I think about things that other people think are odd. For example, I’ve wondered for years why it is that almost all business books and consulting pitches assume that the reader or receiver of services is an executive (the .01 to .1% of employees of an organization). That led me to wonder why I, clearly not an executive, was reading all these books or reviewing all these consulting pitches.
Here’s what I’ve come up with: Executives get to okay large book orders or approve massive consulting contracts. Therefore the books and the services go where the money is. And I, the non-executive, was reading all of this stuff because if you want to read about change management you don’t have any other sources to go to other than these executive-centric tomes.
While the monopoly of the executives continues in books and consulting, its strangle hold on the idea marketplace is relaxing. Non-executives are connected via Twitter and LinkedIn and name-your-platform like never before. I don’t need to ask my boss if I may learn from Seth Godin or Daniel Pink or name-your-guy-or-gal today. I can just follow them digitally, let their ideas fill my mind, and (here’s the important part) act on what my new thinking tells me.
In most organizations, I’d wager a guess that most truly meaningful changes begin at a level far below the executives. So, for the other 99.99% or even just the other 99.9% of us that toil away in organizations, there must be something that helps us understand how we can make a meaningful, sustained difference in our organization.
The best thing I’ve found to date (though I’m still diligently looking, and taking suggestions for where to look) is the concept of driving change. Nowhere does driving change presuppose you possess any level of organizationally-offered power. Instead it starts with the premise that you have power inside you to impact those around you, and if you’d only use it, you could make a difference.
That seems so simple. So quick. So it-can’t-possibly-be-enough. Yet, I really think it is.

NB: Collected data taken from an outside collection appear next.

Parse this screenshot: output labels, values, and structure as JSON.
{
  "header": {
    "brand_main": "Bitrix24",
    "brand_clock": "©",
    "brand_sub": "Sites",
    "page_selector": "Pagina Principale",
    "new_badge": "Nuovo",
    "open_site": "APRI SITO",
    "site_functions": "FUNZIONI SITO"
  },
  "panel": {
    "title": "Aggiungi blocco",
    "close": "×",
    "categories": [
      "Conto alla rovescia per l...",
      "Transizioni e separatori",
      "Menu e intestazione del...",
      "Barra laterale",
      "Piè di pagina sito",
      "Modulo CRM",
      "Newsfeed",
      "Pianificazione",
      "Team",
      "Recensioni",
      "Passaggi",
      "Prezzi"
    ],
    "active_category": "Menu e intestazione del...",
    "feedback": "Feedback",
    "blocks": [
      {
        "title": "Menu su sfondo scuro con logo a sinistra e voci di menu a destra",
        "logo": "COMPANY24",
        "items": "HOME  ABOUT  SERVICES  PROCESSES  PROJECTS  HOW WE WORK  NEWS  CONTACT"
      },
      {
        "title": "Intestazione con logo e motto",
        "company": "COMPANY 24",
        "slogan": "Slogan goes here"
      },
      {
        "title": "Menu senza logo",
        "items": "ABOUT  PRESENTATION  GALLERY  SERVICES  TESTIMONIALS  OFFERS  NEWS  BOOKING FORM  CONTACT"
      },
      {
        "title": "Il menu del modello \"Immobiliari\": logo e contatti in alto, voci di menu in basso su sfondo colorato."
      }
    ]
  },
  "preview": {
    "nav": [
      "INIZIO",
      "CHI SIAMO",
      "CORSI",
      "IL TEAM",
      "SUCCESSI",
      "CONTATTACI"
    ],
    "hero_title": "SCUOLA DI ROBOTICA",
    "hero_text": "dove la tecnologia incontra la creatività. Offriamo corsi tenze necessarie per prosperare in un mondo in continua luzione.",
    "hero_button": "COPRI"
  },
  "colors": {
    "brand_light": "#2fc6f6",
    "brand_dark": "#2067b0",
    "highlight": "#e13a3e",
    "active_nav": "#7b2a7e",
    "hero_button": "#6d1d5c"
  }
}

Richard Feynman didn’t have to be appointed a great teacher. He just was one.
Martin Luther King Jr didn’t work his way up the hierarchy of civil rights leaders. He acted, boldly and in his own way, and people followed.
Heck, one of my heroes, Admiral H. G. Rickover had to be saved by Congress several times from impending forced retirements because the people guarding the ladder in the Navy would rather not have his outcomes (safe, effective nuclear powered vessels) if it meant they didn’t have to be bothered with him. He didn’t let their failure to bestow organizational power stop him from achieving what he believed was right and essential for his country. We remember him as a four-star admiral, but he started driving change long before he wore any stars.
Don’t let business books and consulting sales pitches lull you into thinking that until you’re an executive you can’t make a difference in your organization. The power to lead, drive, and win change already exists inside you. Are you bold enough, brave enough, strong enough to let it out? When (not if) you try, I’m right here with you.
Let’s drive some change together. I bet you’ll be glad you did.